Introducing changes to source code often results in the introduction of bugs. This is especially true when the changes that are being made introduce functionality that lies outside of the original design envelope of the software system. Strategic architectural approaches to software systems design are an attempt to provide a far-sighted, long-term foundation that will facilitate the implementation of requirements not yet envisaged at the time the software system is initially commissioned. Conversely, tactical “quick-win” architectures are often brittle and result in shorter stable Operational Lifetimes.

The Role of Architecture

Good architectural design (which is not the subject of our discussion) is the key to extending the Operational Lifetime – which is the bottom of the Bathtub. Ultimately however, the software system will require more and more modifications to address the factors listed above, and the bugs that get introduced will result in an increasing failure rate. Good architecture can significantly extend the Operational Lifetime – but it cannot prevent the ultimate demise of the software system which is described by the “Terminal Phase” and is characterized by an increasing and unacceptably high Failure Rate.
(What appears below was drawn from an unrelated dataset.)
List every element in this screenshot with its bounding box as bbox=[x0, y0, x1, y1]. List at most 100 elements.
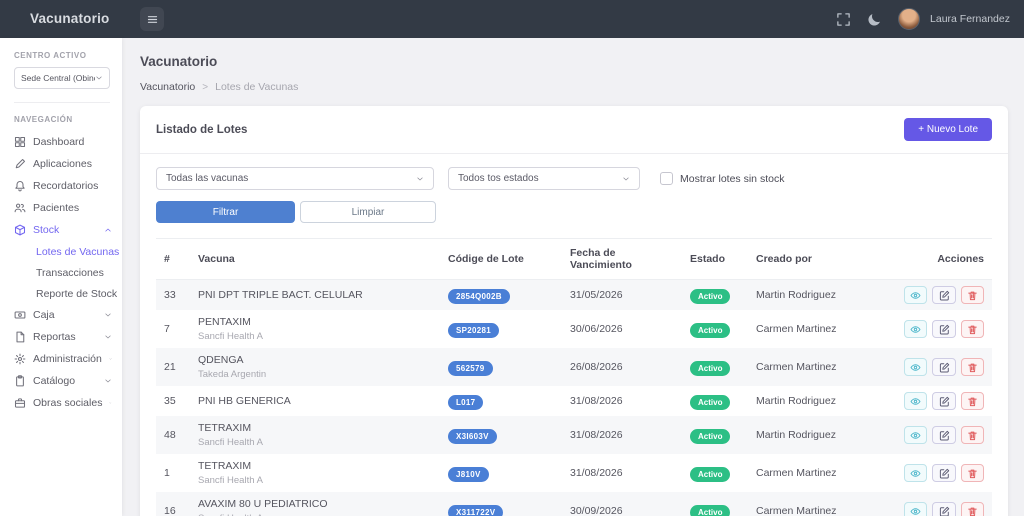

Once a software system enters the Terminal Phase, the system owners enter crisis mode – which makes it difficult to focus effort and energy on strategic replacement. Instead the focus turns to tactical fixes, which may postpone short-term catastrophic failure, but typically increase complexity, thereby contributing to a medium-term increase in failure rate.

Effective ownership and operational management of a software system entails anticipating the onset of the Terminal Phase and proactively entering a “Replacement Phase” before being overwhelmed by the operational problems that characterize the Terminal Phase.

This view of the operational lifecycle of a software system enables us to understand two common scenarios:

The Eternal Software System

Accountants seem to understand that a software system will not last forever. In electing to depreciate the software system asset over a given period of time, they implicitly acknowledge that the Operational Lifetime of the software system is limited. The fact that in most instances this acknowledgement is not accompanied by some obsolescence planning strikes a dissonant chord. It seems that some in the enterprise expect or hope that the software system will have an infinite Operational Lifetime – or at the very least, they hope that they will have moved on long before their successors need to deal with the engineering and commercial challenges of the Terminal Phase. Even the best software systems have a limited Operational Lifetime, and it is imperative that organizations plan for obsolescence and replacement.

The Infernal Software System

Unfortunately there are software systems that never enter the Operational Lifetime phase – they go directly from the Initial Phase to the Terminal Phase. For software engineers and system owners who are immersed in the development of the system, it can be difficult to distinguish between being in the Initial Phase and the Terminal Phase. Although this scenario may be attributable to poor architecture, it may also be the result of inadequate understanding of business objectives and requirements. Radical departures from previously defined goals and objectives reflect in the design and implementation of software systems. Failure to comprehend this scenario typically results in continued investment in a software system that is beyond redemption.

Conclusion

Although software systems are not subject to “wear-and-tear”, the Bathtub Curve provides us with insights into the operational lifecycle. The peculiarities of software systems ensure that they will need to be replaced with time. The Software Bathtub Curve enables software system owners to understand where a system is in its lifecycle. This makes it a useful strategic planning tool that can be used in the management of information technology and software systems to support critical decisions relating to budgeting, resourcing, on-going development and obsolescence and replacement planning.